Sheila-Na-Gig Inc.

A poetry journal & small press

Mistee St. Clair

Mistee St. Clair is the author of the chapbook This Morning is Different, a Rasmuson Foundation and an Alaska Literary Award grantee, and has poems forthcoming in or has been published by The Alaska Quarterly Review, The Common, Northwest Review, SWWIM Every Day, and more. She lives with her family and border collie in a northern rainforest, where she hikes, writes, and wanders amongst the mosses. She’s also an editor for the Alaska State Legislature. She can be found at misteestclair.com.

In the Widest Gothic Nave


Slipping in without paying
by the early hour feels like
sneaking under the good eye of God.
The nave is empty. Light fractures
through glass stained by ancient men
who labored for something greater
than their own lives. Art
and sculpture circle the nave,
women with faces soft as bellies.
Images of men looking down
and the masses looking up.
I’ve never been a believer
and it would be easy for me to say
those poor people, swallowing
the bread of belief like comfort food.
But what do I know of the effort
that made this stone. What do I know
of conviction or even love.
I don’t know what is to come,
only how hard this light
must work when always
there is something
we can’t see past, a wall
with another side and its own
reflection. I sit in front of Christ
and look up to the rose window
and think of how we all want
to be right and certain, how
there is no patience for approximation.
But this ribbed vaulting is precise as a pin.
Murmurs from the cloister. Ah,
but let me rest. I’m so tired
of research and decision. And then,
before I am discovered,
I make my first real prayer, then pray
that my prayer is for the right thing,
and slip out into a new hunger.

Perimenopause


A strong river wants to take you to sea, you are backpedaling
hard toward shore, for some footing, soft gravel it may be.
You don’t want to flail.
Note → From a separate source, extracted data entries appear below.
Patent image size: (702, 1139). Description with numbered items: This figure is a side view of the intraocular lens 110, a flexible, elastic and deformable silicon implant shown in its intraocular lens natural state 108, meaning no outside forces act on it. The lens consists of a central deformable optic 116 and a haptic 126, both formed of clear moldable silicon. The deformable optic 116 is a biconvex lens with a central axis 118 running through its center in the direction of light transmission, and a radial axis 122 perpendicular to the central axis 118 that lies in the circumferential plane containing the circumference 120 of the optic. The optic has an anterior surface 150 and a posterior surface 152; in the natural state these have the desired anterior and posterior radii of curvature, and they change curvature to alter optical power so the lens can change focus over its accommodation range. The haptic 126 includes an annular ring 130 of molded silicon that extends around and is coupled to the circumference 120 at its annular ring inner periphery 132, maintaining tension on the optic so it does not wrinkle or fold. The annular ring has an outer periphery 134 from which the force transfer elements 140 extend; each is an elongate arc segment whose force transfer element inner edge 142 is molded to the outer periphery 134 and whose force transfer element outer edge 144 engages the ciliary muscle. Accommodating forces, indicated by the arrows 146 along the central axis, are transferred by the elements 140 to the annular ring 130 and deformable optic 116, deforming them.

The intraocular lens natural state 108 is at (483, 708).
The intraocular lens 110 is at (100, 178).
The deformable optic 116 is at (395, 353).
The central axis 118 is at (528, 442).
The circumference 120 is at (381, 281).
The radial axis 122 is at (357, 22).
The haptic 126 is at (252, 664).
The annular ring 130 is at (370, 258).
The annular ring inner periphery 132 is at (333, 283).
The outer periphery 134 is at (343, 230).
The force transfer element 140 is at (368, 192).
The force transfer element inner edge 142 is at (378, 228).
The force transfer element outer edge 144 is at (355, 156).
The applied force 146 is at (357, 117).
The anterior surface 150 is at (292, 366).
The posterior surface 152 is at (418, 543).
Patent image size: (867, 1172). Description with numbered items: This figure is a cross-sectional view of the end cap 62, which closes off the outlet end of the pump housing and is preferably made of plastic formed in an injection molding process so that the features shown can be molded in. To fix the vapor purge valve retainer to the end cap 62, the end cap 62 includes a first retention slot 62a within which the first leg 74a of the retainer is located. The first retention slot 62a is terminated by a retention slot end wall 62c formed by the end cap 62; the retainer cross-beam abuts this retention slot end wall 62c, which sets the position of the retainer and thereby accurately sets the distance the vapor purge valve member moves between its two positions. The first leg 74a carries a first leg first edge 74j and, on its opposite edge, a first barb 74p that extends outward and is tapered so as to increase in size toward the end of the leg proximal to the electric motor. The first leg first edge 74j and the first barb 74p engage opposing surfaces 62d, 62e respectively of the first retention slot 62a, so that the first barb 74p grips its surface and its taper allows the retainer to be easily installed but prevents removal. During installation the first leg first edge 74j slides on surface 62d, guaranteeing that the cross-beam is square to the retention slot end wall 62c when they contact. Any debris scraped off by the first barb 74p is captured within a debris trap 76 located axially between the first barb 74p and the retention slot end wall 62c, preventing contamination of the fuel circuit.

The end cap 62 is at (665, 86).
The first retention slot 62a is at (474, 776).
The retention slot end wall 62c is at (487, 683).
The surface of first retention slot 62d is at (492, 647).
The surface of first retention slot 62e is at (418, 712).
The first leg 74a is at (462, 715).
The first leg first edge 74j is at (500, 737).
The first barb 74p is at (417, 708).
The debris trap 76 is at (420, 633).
You want grace—
as much as you are allotted.

Fall storms simmer in your body. Fresh snow on the mountains
and the line gets lower each day. You don’t know
if you can go through the dark.

Your skin prickles. You can’t say what is growing.
Some days nothing is too big.

A crane lifts from your chest
and lands somewhere else. You go after its hush.

How rivers move under the body,
fierce and fluent. How wind moves over the body.